The Guardian view on national statistics: treat with them respect

The ONS has changed the way it counts inflation. More haste, less speed is needed to restore faith in facts
Nottingham city centre.
Nottingham city centre. The UK growth rate between 2014 and 2015 was 2.1%. But in the East Midlands, it was only 1%. Photograph: Ian Francis/Alamy

The Guardian view on national statistics: treat with them respect

The ONS has changed the way it counts inflation. More haste, less speed is needed to restore faith in facts

Today’s inflation figures showed prices rising faster than at any time in the past three years. But that was not the most remarkable aspect of the data. Until recently, CPI – the monthly update on inflation – has paid little attention to housing costs, featuring instead a basket of goods and services. Now, the Office for National Statistics has put almost all of its focus on a newer and controversial measure called CPIH which adds owner-occupiers’ housing costs to the basket. The idea is to reflect the costs associated with living in one’s own home, something that is estimated to take up a tenth of household expenditure. But so far it has failed to win the official badge of excellence, classification as a “national statistic” by the nation’s fact-checker, the UK Statistics Authority. The ONS hopes that the change helps to bring official measures closer to individual experience. But rushing to include it before the way it is calculated has the kitemark of reliability risks fuelling, rather than healing, the scepticism that was exposed and partly legitimised in the EU referendum campaign.

The trouble with statistics is sometimes the statistics themselves – last year, MPs on the Treasury select committee were scathing about the “lack of intellectual curiosity” and failure to respond to consumer need of the ONS – but sometimes it’s also a failure to understand what statistics can, and can’t, explain. Their introduction in the “Whitehall knows best” years after the war transformed public policymaking. But in an age when people see themselves as individuals first, part of a community second, and when geographical and individual inequalities have grown sharply, official statistics have sometimes felt inadequate as a way of describing what life is really like. It was hard, for example, to believe in the idea of immigration as a national economic bonus when it was experienced as oversubscribed GP lists and overflowing classrooms.

One response has been to provide much more localised, and sometimes individualised, analysis of the big picture. Economic growth nationally looks quite different when looked at regionally. The UK growth rate between 2014 and 2015 was 2.1%. But in the East Midlands, it was only 1%, and while it was higher in the West Midlands (1.6%), people in Solihull were still contributing less to GDP than their neighbours in Nottingham. Inflation itself affects different income groups differently. The economist Paul Donovan talks about inflation inequality: it is expensive to be poor, cheaper to be rich. His calculations reveal a striking contrast between the rises in costs faced by the richest 20% and poorest 20% in a number of advanced economies in recent decades. In the UK, between 1997 and the beginning of 2017, prices for the richest fifth rose 40% but for the poorest fifth they increased by 51%.
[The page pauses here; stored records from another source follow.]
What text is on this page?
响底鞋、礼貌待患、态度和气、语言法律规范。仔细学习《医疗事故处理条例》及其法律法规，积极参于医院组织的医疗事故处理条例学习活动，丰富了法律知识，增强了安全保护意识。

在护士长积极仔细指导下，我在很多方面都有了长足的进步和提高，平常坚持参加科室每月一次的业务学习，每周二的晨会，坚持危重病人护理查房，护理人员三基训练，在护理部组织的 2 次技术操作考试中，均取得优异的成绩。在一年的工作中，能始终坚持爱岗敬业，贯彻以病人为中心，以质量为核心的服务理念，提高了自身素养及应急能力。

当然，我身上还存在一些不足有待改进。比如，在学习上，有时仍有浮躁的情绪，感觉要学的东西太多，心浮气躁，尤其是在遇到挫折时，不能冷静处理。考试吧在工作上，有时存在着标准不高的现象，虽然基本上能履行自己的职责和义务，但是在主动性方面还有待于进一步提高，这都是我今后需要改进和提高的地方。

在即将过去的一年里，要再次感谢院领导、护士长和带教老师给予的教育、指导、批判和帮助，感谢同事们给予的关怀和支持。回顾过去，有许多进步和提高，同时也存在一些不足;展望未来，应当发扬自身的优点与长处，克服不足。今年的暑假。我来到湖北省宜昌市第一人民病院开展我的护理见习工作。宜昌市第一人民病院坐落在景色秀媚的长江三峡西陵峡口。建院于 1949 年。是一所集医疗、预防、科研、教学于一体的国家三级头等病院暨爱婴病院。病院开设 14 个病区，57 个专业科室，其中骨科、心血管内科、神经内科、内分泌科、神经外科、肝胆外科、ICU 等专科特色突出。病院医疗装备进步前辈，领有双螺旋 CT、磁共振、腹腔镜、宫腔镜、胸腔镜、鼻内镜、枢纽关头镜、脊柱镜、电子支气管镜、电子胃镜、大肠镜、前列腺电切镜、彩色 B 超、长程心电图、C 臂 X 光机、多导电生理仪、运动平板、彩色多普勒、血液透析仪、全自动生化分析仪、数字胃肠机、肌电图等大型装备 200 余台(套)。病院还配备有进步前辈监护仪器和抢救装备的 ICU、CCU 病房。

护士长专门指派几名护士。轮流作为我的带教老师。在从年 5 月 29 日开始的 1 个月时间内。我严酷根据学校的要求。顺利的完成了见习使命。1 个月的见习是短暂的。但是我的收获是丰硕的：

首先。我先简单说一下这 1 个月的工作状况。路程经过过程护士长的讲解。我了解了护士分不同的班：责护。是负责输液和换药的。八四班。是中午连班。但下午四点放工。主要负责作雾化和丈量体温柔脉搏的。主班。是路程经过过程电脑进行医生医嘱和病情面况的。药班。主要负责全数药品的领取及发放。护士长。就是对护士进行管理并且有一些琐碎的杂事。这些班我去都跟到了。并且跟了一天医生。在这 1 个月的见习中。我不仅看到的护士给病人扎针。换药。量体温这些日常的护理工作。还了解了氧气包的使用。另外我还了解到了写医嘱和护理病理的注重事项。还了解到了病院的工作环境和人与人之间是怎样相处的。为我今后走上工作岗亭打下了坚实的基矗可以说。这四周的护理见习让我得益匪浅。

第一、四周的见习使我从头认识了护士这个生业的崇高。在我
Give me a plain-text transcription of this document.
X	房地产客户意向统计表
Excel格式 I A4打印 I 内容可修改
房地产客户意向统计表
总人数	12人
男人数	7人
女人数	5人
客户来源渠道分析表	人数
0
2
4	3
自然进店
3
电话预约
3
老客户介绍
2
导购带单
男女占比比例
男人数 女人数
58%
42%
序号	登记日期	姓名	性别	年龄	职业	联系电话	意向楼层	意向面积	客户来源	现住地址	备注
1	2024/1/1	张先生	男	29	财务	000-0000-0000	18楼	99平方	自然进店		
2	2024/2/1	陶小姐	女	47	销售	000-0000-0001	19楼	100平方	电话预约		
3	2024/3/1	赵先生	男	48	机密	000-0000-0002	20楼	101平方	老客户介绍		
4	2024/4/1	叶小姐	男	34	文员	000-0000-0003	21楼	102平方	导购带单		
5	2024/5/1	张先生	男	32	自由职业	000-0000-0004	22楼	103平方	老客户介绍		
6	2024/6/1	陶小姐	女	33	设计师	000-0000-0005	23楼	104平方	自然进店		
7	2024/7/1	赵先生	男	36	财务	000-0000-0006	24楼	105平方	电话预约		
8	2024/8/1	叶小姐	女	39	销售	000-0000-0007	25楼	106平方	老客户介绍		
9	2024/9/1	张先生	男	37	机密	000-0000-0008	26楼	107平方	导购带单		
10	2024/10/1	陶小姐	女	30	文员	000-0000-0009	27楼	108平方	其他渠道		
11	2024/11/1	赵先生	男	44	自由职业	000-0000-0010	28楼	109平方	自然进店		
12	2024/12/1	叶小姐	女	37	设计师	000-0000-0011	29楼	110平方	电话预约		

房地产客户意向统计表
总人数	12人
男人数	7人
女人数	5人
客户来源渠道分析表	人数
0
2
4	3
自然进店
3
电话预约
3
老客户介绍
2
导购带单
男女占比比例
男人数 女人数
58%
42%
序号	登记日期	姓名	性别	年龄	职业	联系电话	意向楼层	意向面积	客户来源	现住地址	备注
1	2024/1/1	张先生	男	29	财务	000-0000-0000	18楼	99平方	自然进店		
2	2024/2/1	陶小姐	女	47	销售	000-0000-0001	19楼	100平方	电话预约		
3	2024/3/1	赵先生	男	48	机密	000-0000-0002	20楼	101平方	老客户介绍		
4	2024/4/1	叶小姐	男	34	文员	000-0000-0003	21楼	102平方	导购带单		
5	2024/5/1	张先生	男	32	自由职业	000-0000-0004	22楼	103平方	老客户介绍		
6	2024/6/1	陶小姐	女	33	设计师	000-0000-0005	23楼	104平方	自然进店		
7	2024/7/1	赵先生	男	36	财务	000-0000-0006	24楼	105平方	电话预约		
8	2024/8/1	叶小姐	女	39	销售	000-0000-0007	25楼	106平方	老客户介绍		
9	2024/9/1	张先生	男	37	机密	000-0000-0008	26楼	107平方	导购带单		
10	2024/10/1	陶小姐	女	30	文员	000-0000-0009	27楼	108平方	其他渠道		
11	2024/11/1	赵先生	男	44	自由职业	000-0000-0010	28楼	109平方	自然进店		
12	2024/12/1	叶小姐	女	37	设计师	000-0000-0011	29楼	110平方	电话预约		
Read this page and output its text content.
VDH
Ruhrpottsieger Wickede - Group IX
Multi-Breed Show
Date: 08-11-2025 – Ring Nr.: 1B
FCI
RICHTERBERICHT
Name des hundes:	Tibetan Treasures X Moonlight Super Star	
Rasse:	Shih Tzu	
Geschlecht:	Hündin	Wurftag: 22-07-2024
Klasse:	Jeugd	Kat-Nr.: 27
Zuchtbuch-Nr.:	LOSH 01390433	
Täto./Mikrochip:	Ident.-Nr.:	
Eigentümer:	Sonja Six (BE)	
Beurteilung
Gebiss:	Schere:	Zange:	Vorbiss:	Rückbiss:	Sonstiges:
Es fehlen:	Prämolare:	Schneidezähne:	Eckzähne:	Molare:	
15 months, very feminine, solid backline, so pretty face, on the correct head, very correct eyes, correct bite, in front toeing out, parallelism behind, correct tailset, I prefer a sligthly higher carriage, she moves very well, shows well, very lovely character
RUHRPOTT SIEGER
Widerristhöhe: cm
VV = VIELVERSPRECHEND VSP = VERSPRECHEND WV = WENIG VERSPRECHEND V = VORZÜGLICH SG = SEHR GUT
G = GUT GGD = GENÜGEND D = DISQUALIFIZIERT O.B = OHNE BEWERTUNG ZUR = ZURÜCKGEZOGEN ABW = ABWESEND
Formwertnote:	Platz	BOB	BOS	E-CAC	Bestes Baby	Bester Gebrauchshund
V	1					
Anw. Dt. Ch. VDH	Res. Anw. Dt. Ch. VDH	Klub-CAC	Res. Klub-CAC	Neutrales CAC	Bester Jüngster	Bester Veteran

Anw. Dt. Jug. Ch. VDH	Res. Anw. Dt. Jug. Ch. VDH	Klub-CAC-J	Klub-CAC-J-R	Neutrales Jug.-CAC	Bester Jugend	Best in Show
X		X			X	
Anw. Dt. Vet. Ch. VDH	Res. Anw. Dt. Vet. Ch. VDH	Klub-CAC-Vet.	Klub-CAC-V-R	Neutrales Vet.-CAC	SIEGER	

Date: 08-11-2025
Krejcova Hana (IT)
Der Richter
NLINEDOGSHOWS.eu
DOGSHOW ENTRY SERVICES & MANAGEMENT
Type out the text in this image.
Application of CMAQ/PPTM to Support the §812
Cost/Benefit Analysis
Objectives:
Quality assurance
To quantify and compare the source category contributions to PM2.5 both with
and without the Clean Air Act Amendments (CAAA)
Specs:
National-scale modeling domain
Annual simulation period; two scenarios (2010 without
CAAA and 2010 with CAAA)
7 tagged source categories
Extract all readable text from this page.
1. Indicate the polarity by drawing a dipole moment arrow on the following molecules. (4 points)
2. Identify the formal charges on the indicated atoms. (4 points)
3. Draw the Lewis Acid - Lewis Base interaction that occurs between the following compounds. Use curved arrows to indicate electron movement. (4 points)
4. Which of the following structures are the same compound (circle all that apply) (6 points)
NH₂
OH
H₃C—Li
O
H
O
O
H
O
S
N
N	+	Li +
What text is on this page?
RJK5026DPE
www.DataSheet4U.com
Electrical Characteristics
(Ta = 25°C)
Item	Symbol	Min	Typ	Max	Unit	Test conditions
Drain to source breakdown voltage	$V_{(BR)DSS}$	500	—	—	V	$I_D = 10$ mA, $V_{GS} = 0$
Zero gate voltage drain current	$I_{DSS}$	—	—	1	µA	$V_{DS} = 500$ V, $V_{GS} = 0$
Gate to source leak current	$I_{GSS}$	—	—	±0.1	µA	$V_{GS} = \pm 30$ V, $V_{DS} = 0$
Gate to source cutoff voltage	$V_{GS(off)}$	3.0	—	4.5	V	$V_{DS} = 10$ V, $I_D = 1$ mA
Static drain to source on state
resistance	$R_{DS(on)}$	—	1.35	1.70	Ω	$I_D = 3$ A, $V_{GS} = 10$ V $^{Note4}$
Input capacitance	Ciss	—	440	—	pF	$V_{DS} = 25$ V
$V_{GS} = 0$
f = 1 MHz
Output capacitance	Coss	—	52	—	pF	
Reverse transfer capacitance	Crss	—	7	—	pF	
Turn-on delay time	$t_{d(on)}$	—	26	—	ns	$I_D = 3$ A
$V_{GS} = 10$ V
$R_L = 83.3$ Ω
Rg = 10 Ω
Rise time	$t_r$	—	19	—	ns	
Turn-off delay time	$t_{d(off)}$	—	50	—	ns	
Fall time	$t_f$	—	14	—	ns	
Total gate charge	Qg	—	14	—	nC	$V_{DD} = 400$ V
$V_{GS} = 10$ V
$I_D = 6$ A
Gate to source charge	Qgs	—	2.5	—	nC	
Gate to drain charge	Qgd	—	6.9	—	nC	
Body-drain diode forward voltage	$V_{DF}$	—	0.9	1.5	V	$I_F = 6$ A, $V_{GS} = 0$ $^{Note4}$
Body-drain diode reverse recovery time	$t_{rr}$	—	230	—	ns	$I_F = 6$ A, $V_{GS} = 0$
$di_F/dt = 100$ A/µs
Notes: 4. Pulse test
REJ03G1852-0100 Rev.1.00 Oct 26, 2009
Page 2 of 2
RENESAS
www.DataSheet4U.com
The ONS boasts that confidence in its statistics remains high: four out of five people trust them. It’s politicians whose use of the information is questioned. The Department for Education has just had to acknowledge that the student satisfaction survey was not nearly robust enough to be used to assess university teachers’ excellence. The £350m NHS Brexit bonus was officially discredited. Politicians must behave better. Treating data with the proper respect is an important part of persuading people to adjust their prejudices to accommodate the facts.